Verona, 16 February 2018
“We at FS Italiane Group feel a very strong responsibility in regards to environmental sustainability and the challenge to eliminate CO2 emissions into the atmosphere through medium and long term objectives. We are engaged in involving all of the players in the public transport sector so that practical and fully sustainable solutions to mobility requirements of both people and goods, in Italy and in Europe, can be identified as soon as possible. The incorporation of Anas into the Group and membership of the Global Compact are among the steps in this direction”.
Gioia Ghezzi, Chairperson of FS Italiane, stressed this during her speech at the technical panel ‘A sustainable country: investment, insuring for the future 2018 Confindustria General Assembly’, currently underway in Verona. Her speech was devoted to the theme of climate change and the need for Italian businesses to immediately embark on practical measures to eliminate emissions of CO2 and other greenhouse gases.
“Italy is one of the countries in which climate change is causing extremely significant damage”, stressed Gioia Ghezzi, noting that it is very much in the interests of our country that concrete action is taken at a global level to meet the objectives of the COP21 Paris Agreement: a deal in which 192 countries committed to reducing their own emissions sufficiently to keep the increase in the average temperature of the planet to well below 2°C above pre-industrial levels.
The effects of climate change (lengthening of periods of drought, water shortages, extreme precipitation events, heat waves, fires etc.) are in fact generating ever-increasing costs and a progressive loss of competitiveness for production chains and the national economy as a whole: higher direct costs to deal with emergencies, business interruption, increased insurance premiums, as well as more specific effects on the various sectors (agri-foods sector, tourism, logistics, etc.).
“Globally, the industrial world has 20-30 years at the most to gradually reduce atmospheric emissions, until they are completely eliminated, and to create carbon negative technologies. If we consider the magnitude of the action needed for such profound changes, which in some cases mean a full review of the entire production chain, the time available is very short. Immediate action is needed,” she continued, highlighting the evaluations by researchers on the Intergovernmental Panel on Climate Change (IPCC).
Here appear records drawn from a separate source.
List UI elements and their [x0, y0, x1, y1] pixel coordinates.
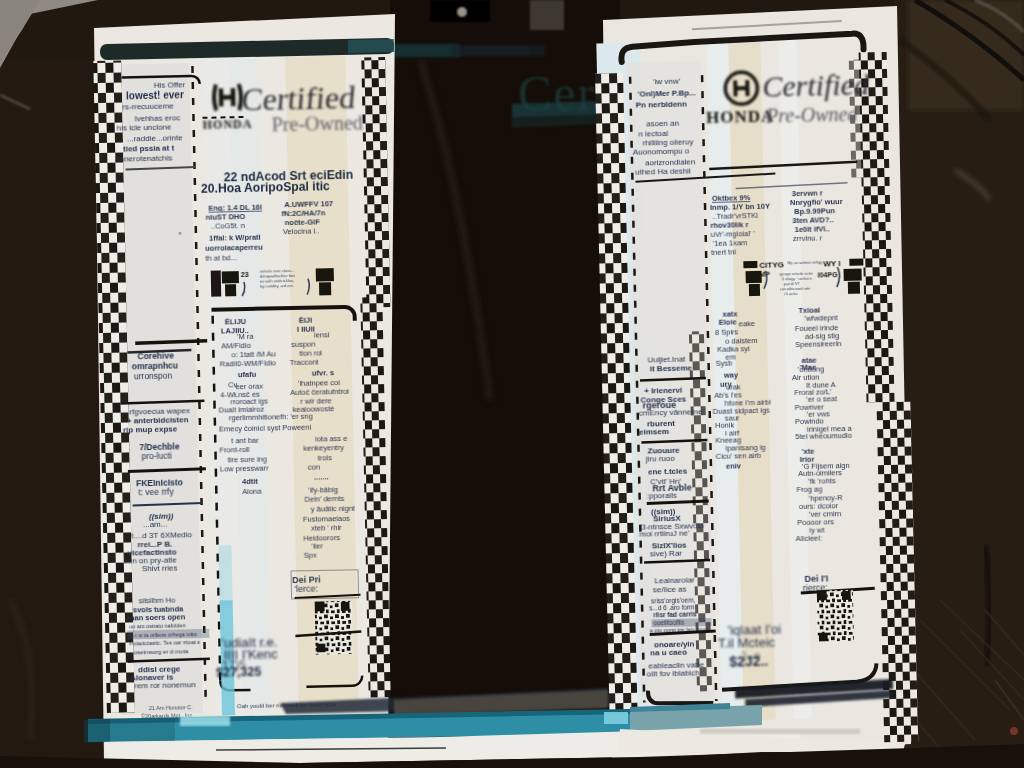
svg-text:rem ror nonemun: rem ror nonemun [134, 680, 196, 690]
svg-text:'Onl)Mer P.Bp...: 'Onl)Mer P.Bp... [637, 88, 695, 98]
svg-text:Spx: Spx [304, 551, 317, 560]
svg-text:ĒIJI: ĒIJI [299, 316, 313, 325]
svg-text:t ant bar: t ant bar [231, 436, 259, 446]
svg-text:uVr'-mgloial' ': uVr'-mgloial' ' [711, 229, 756, 239]
svg-text:Front-roll: Front-roll [219, 445, 250, 455]
svg-text:ene t.tcles: ene t.tcles [648, 467, 688, 477]
svg-text:eake: eake [739, 319, 755, 328]
svg-text:Fustomaeiaos: Fustomaeiaos [303, 514, 351, 524]
svg-text:Auonomompu o: Auonomompu o [633, 146, 690, 156]
svg-text:uo aro ostrato nafolden: uo aro ostrato nafolden [129, 622, 186, 629]
svg-text:eniv: eniv [726, 461, 742, 470]
svg-text:...am...: ...am... [143, 520, 168, 530]
svg-text:lowest! ever: lowest! ever [126, 89, 184, 101]
svg-text:AIicieel:: AIicieel: [796, 534, 822, 544]
svg-text:HONDA: HONDA [203, 117, 253, 132]
svg-text:rlisr fad carris: rlisr fad carris [653, 610, 697, 618]
svg-text:.......: ....... [314, 472, 329, 481]
svg-text:'M ra: 'M ra [237, 332, 254, 341]
svg-text:Cicu' sen airb: Cicu' sen airb [716, 451, 761, 461]
svg-text:tnert tni: tnert tni [711, 247, 737, 257]
svg-text:20.Hoa AoripoSpal itic: 20.Hoa AoripoSpal itic [201, 179, 330, 196]
svg-text:na u caeo: na u caeo [650, 648, 687, 658]
svg-text:oiIt fov iblabich: oiIt fov iblabich [647, 668, 700, 678]
svg-text:Shivt rries: Shivt rries [142, 563, 178, 573]
svg-text:cmEncy vănneme: cmEncy vănneme [639, 407, 703, 417]
svg-text:A.UWFFV 107: A.UWFFV 107 [284, 199, 333, 209]
svg-text:Ivehhas eroc: Ivehhas eroc [134, 113, 180, 123]
svg-text:pro-lucti: pro-lucti [141, 451, 172, 462]
svg-text:1ffal: k W/prati: 1ffal: k W/prati [209, 233, 261, 243]
svg-text:uorrolacaperreu: uorrolacaperreu [205, 243, 263, 253]
svg-text:CITYG: CITYG [759, 260, 784, 270]
svg-text:Velocina l..: Velocina l.. [283, 226, 319, 236]
svg-text:HONDA: HONDA [706, 106, 775, 127]
svg-text:Duast sidpact igs: Duast sidpact igs [713, 406, 771, 416]
svg-text:'lerce:: 'lerce: [294, 584, 318, 594]
svg-text:y ăuătic nignt: y ăuătic nignt [311, 504, 356, 514]
svg-text:21 Am Honotor C.: 21 Am Honotor C. [149, 704, 193, 711]
svg-text:4dtit: 4dtit [242, 477, 259, 486]
svg-text:zrrvinu. r: zrrvinu. r [793, 233, 823, 243]
svg-text:xteb ' rhir: xteb ' rhir [311, 523, 342, 533]
svg-text:Eloie: Eloie [719, 317, 737, 326]
svg-text:ooelitoofils: ooelitoofils [653, 619, 685, 627]
svg-text:rnan soers open: rnan soers open [127, 612, 186, 622]
svg-text:I04PG: I04PG [818, 271, 839, 278]
svg-text:ufafu: ufafu [238, 370, 257, 379]
svg-text:23: 23 [241, 271, 249, 278]
svg-text:r'li actio: r'li actio [784, 291, 798, 296]
svg-text:5tei wheoumudio: 5tei wheoumudio [795, 431, 852, 441]
svg-text:con: con [308, 462, 320, 471]
svg-text:it Besseme: it Besseme [650, 363, 693, 373]
svg-text:th at bd...: th at bd... [205, 253, 236, 263]
svg-text:jiru ruoo: jiru ruoo [645, 454, 676, 464]
svg-text:suspon: suspon [291, 340, 315, 350]
svg-text:'wfwdepnt: 'wfwdepnt [805, 313, 839, 323]
svg-text:uthed Ha deshii: uthed Ha deshii [635, 166, 691, 176]
svg-text:oseimsorg er d mota: oseimsorg er d mota [134, 648, 189, 655]
svg-text:his icle unclone: his icle unclone [117, 122, 172, 132]
svg-text:Pre-Owned: Pre-Owned [765, 103, 859, 127]
svg-text:Sysb: Sysb [716, 359, 733, 368]
svg-text:17)5: 17)5 [222, 658, 247, 673]
svg-text:annerotenatchis: annerotenatchis [115, 153, 172, 163]
svg-text:asoen an: asoen an [646, 119, 679, 129]
svg-text:hg combty, ard ors.: hg combty, ard ors. [260, 283, 294, 289]
svg-text:se/Iice as: se/Iice as [653, 585, 687, 595]
svg-text:t: vee rrfy: t: vee rrfy [138, 487, 174, 498]
svg-text:rs-rrecuuceme: rs-rrecuuceme [122, 101, 174, 111]
svg-text:I IIUII: I IIUII [297, 325, 315, 334]
svg-text:..CoG5t. n: ..CoG5t. n [211, 221, 245, 231]
svg-text:eimsem: eimsem [639, 427, 669, 437]
svg-text:ufvr. s: ufvr. s [312, 368, 334, 377]
svg-text:...raddie...orinte: ...raddie...orinte [127, 133, 183, 143]
svg-text:trols: trols [318, 453, 333, 462]
svg-text:sive) Rar: sive) Rar [650, 549, 683, 559]
svg-text:Certified: Certified [762, 67, 870, 102]
svg-text:'iler: 'iler [311, 541, 323, 550]
svg-text:Low presswarr: Low presswarr [220, 464, 269, 474]
svg-text:Leainarolar: Leainarolar [654, 575, 695, 585]
svg-text:Traccont: Traccont [290, 357, 320, 367]
svg-text::pporails: :pporails [647, 491, 677, 501]
svg-text:tied pssia at t: tied pssia at t [123, 143, 175, 153]
svg-text:Pn nerbldenn: Pn nerbldenn [636, 99, 687, 109]
svg-text:iensi: iensi [314, 330, 330, 339]
svg-text:tion rol: tion rol [299, 348, 322, 357]
svg-text:urronspon: urronspon [134, 371, 173, 382]
svg-text:moi rrtiiruJ ne': moi rrtiiruJ ne' [639, 529, 690, 539]
svg-text:My av avimat vehgy: My av avimat vehgy [787, 259, 822, 265]
svg-text:Dein' dernts: Dein' dernts [304, 494, 344, 504]
svg-text:Pre-Owned: Pre-Owned [271, 111, 363, 135]
svg-text:rip mup expse: rip mup expse [123, 424, 178, 434]
svg-text:'iw vnw': 'iw vnw' [653, 77, 681, 87]
svg-text:rgerlimmhitionefh: 'er sng: rgerlimmhitionefh: 'er sng [229, 412, 313, 423]
svg-text:Aiona: Aiona [242, 487, 262, 496]
svg-text:RadiI0-WM/FIdio: RadiI0-WM/FIdio [220, 358, 276, 368]
svg-text:..Tradr'vrSTKl: ..Tradr'vrSTKl [712, 211, 758, 221]
svg-text:'1ea 1xam: '1ea 1xam [713, 238, 748, 248]
svg-text:kenkeyentry: kenkeyentry [303, 443, 344, 453]
svg-text:Speensireerin: Speensireerin [795, 339, 841, 349]
svg-text:'j,-o: 'j,-o [741, 649, 761, 661]
svg-text:ĒLIJU: ĒLIJU [225, 317, 246, 326]
svg-text:1e0it ifVl..: 1e0it ifVl.. [794, 224, 829, 234]
svg-text:way: way [723, 370, 739, 379]
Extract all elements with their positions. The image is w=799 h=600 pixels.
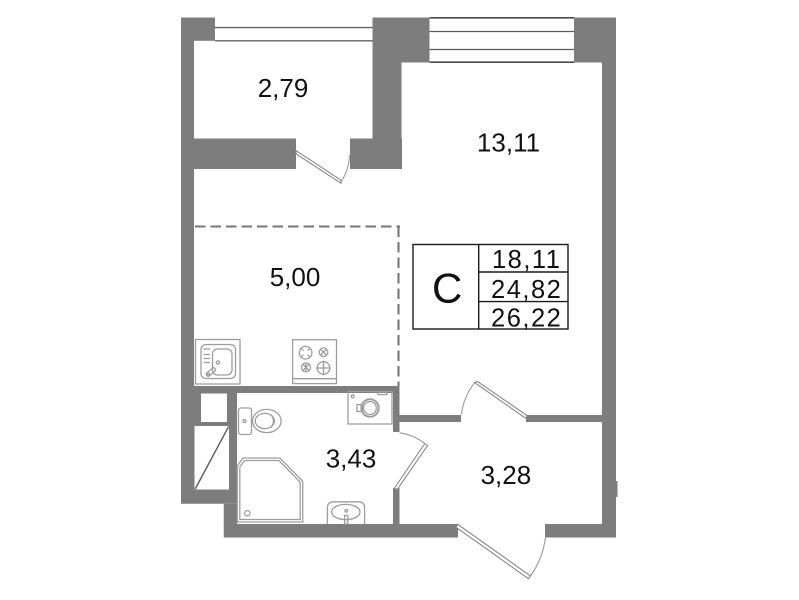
svg-text:3,43: 3,43	[326, 443, 377, 473]
svg-text:24,82: 24,82	[491, 276, 562, 304]
svg-text:5,00: 5,00	[270, 262, 321, 292]
svg-text:18,11: 18,11	[492, 246, 561, 274]
svg-text:26,22: 26,22	[491, 305, 562, 333]
svg-text:2,79: 2,79	[258, 73, 309, 103]
svg-text:С: С	[432, 265, 462, 312]
svg-text:3,28: 3,28	[481, 460, 532, 490]
svg-text:13,11: 13,11	[477, 127, 540, 157]
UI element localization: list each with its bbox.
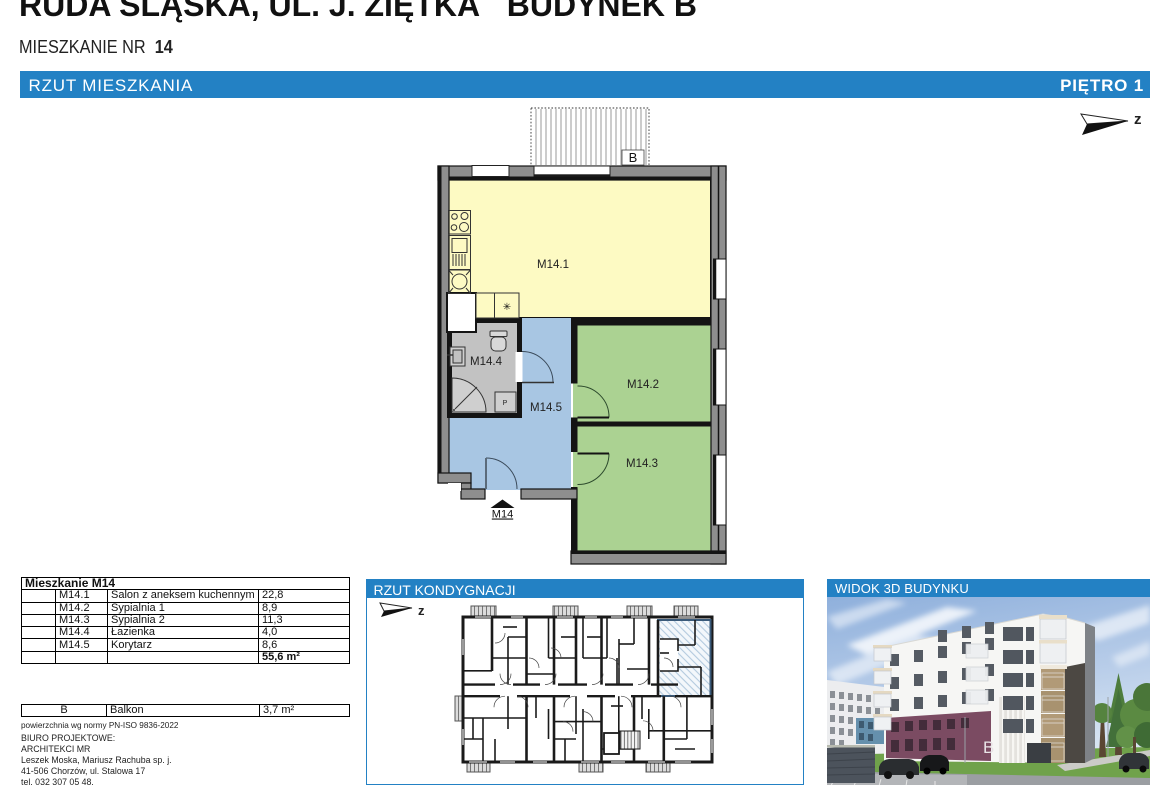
svg-text:P: P <box>503 400 508 407</box>
svg-text:M14.5: M14.5 <box>530 402 562 414</box>
svg-text:M14.4: M14.4 <box>470 356 503 368</box>
svg-text:✳: ✳ <box>503 302 511 313</box>
svg-text:M14: M14 <box>492 509 513 521</box>
svg-text:M14.3: M14.3 <box>626 458 658 470</box>
svg-text:B: B <box>629 150 638 165</box>
svg-text:B: B <box>983 738 994 757</box>
svg-text:M14.2: M14.2 <box>627 379 659 391</box>
svg-text:M14.1: M14.1 <box>537 259 569 271</box>
svg-text:z: z <box>1134 111 1142 128</box>
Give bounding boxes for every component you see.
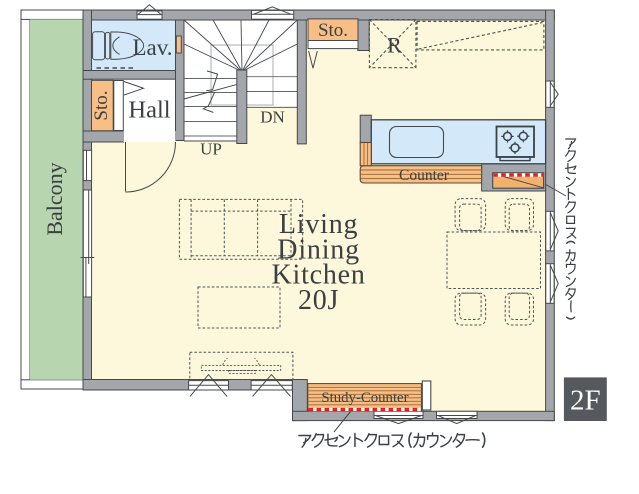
svg-text:Sto.: Sto. <box>91 90 112 120</box>
svg-text:Sto.: Sto. <box>318 20 348 41</box>
svg-text:UP: UP <box>200 140 222 159</box>
svg-text:Counter: Counter <box>399 167 450 184</box>
svg-text:Lav.: Lav. <box>132 35 172 60</box>
svg-text:Balcony: Balcony <box>42 162 67 235</box>
svg-text:20J: 20J <box>298 285 339 316</box>
svg-text:2F: 2F <box>570 385 601 417</box>
svg-text:DN: DN <box>260 108 285 127</box>
svg-text:R: R <box>387 33 402 58</box>
svg-text:Study-Counter: Study-Counter <box>321 390 408 406</box>
svg-text:Hall: Hall <box>128 97 170 124</box>
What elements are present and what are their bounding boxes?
Full conversion to zero-emission forms of renewable energy, a modal shift of transportation and logistics towards vehicles with lower emissions, redesigning production cycles to avoid emissions and energy release, and redesigning buildings, not only to avoid energy loss, but also to produce and capture energy. These are the priority areas for action mentioned by Ghezzi: “Businesses must make an immediate and direct commitment, and the Confindustria membership structure can play a fundamental role in this regard for coordination and support”.
These are matters that go well beyond the ethical duty to deal with the issue of sustainable transformation of production chains: “If we want our businesses to still be competitive in 20 years, we have to immediately begin transitioning towards fully sustainable operating models. Businesses are under pressure on three fronts: regulatory, with rules that will gradually become increasingly stringent as the effects of climate change become more obvious and apparent at a political level; from customers, who will be increasingly aware and knowledgeable in their purchasing choices; and from capital investors, for whom sustainability will be even more of a necessary condition for providing funding and, to an even greater extent, for investments in share capital. The extraordinary success of the recent Green Bond issue by FS Italiane, achieving a rate of return equal to 0.875%, demonstrates that environmental sustainability is a tangible competitive advantage as well as having ethical value”.
In closing, Gioia Ghezzi highlighted the importance of the role that Confindustria can play in pressing the Italian Government to instigate and facilitate change in the near future: making the Italian COP 21 targets explicit, including through regulatory measures; rethinking the system of incentives and disincentives in order to support sustainable production and the transition of businesses – particularly SMEs – which are ready to commit to and invest in the change, to take on a leadership role in Europe for these matters, alongside other countries, such as France, that are showing themselves to be aware and active.